Richard looks at various fabrics and makes a provisional choice. Although the piece he chooses is a discounted "remnant," it measures about a meter and is roughly 300 euros. I ask if Richard can buy less than a meter from a roll, and Giuseppe nods affirmatively. He doesn't need a meter; a third might do, which brings the price down significantly. He selects a roll from the wall which resembles the remnant we had been looking at.
The fabric is gorgeous; Richard still has a crackerjack eye for these things. It is small geometric pattern. But I suggest to him that before he buys, we check with the framer to see what it will cost to reupholster the table with the fabric. So we head back down Giudecca toward Redentore, to the framer's shop.
The framer takes one long look at the table and says no, he cannot do it. It would be too complex, the edges of the table are as intricate as elaborate picture frames. He could do it with paper, he says. But not fabric.

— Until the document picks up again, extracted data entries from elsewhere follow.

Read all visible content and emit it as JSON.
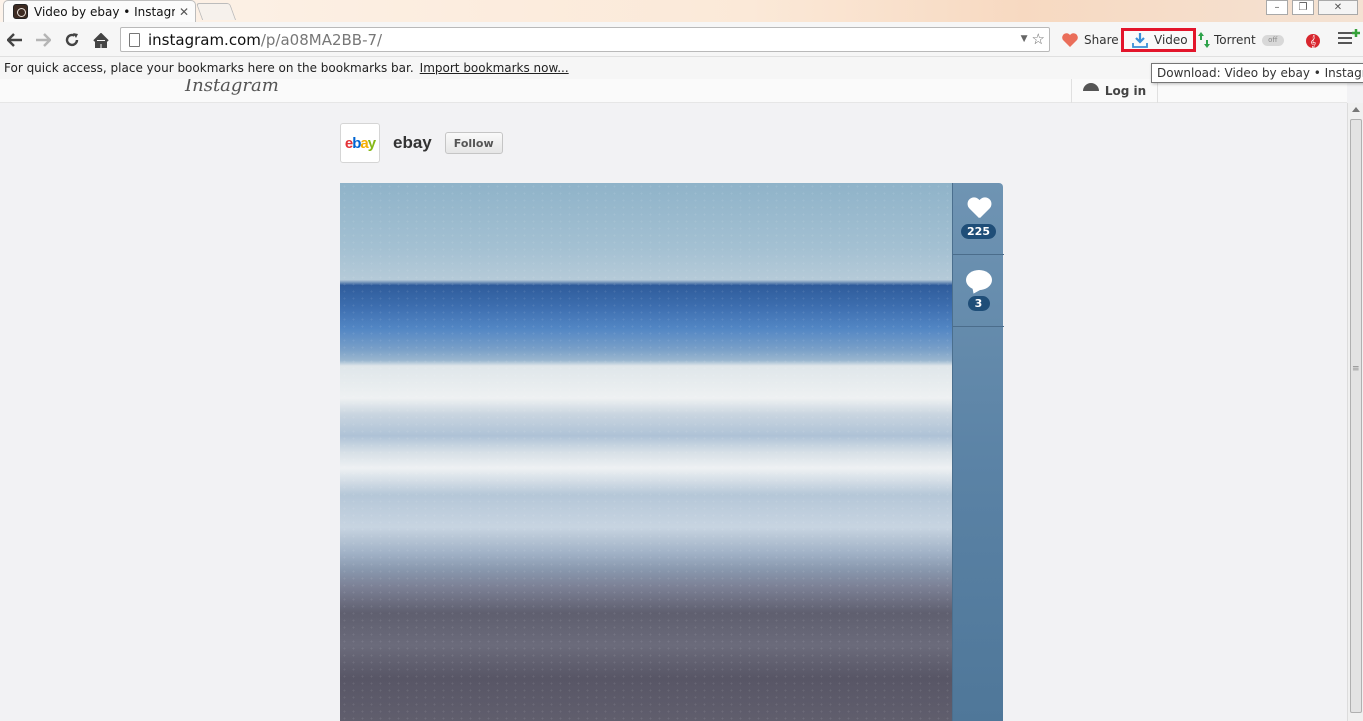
{
  "browser": {
    "tab_title": "Video by ebay • Instagram",
    "tab_close": "✕",
    "url_host": "instagram.com",
    "url_path": "/p/a08MA2BB-7/",
    "window_controls": [
      "–",
      "❐",
      "✕"
    ]
  },
  "extensions": {
    "share_label": "Share",
    "video_label": "Video",
    "torrent_label": "Torrent",
    "torrent_toggle": "off",
    "tooltip": "Download: Video by ebay • Instagram",
    "highlight_color": "#e3152b"
  },
  "bookmarks_bar": {
    "message": "For quick access, place your bookmarks here on the bookmarks bar.",
    "import_link": "Import bookmarks now..."
  },
  "instagram": {
    "logo": "Instagram",
    "login_label": "Log in",
    "post": {
      "username": "ebay",
      "follow_label": "Follow",
      "likes": "225",
      "comments": "3"
    }
  }
}
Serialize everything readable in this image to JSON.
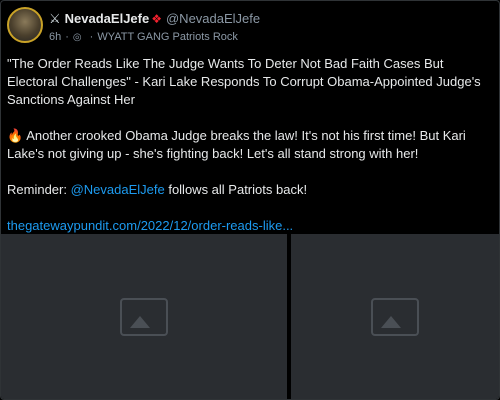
{
  "post": {
    "display_name": "NevadaElJefe",
    "handle": "@NevadaElJefe",
    "time": "6h",
    "community": "WYATT GANG Patriots Rock",
    "icons": {
      "name_prefix": "crossed-swords-icon",
      "name_suffix": "red-drop-icon",
      "audience": "globe-icon",
      "fire": "fire-icon"
    },
    "paragraphs": {
      "p1": "\"The Order Reads Like The Judge Wants To Deter Not Bad Faith Cases But Electoral Challenges\" - Kari Lake Responds To Corrupt Obama-Appointed Judge's Sanctions Against Her",
      "p2": "Another crooked Obama Judge breaks the law! It's not his first time! But Kari Lake's not giving up - she's fighting back! Let's all stand strong with her!",
      "p3_prefix": "Reminder: ",
      "p3_mention": "@NevadaElJefe",
      "p3_suffix": " follows all Patriots back!"
    },
    "link": "thegatewaypundit.com/2022/12/order-reads-like..."
  },
  "colors": {
    "background": "#000000",
    "text": "#e7e9ea",
    "muted": "#8b98a5",
    "accent": "#1d9bf0",
    "drop": "#f4212e"
  }
}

So we stop at Bar Palanca for a snack and heading back toward the vaporetto we run into Giuseppe and explain that the framer cannot do it. He apologizes for sending us on a wild goose chase, and suggests that Richard look for an upholsterer. But Richard has already given up on the idea and moved on. So we head back across the Giudecca Canal to the Zattere, where, overnight, the wisteria have gone bananas, blooming like mad, and the air is growing heady with their fragrance.
The mission was not accomplished, but the morning wasn't wasted.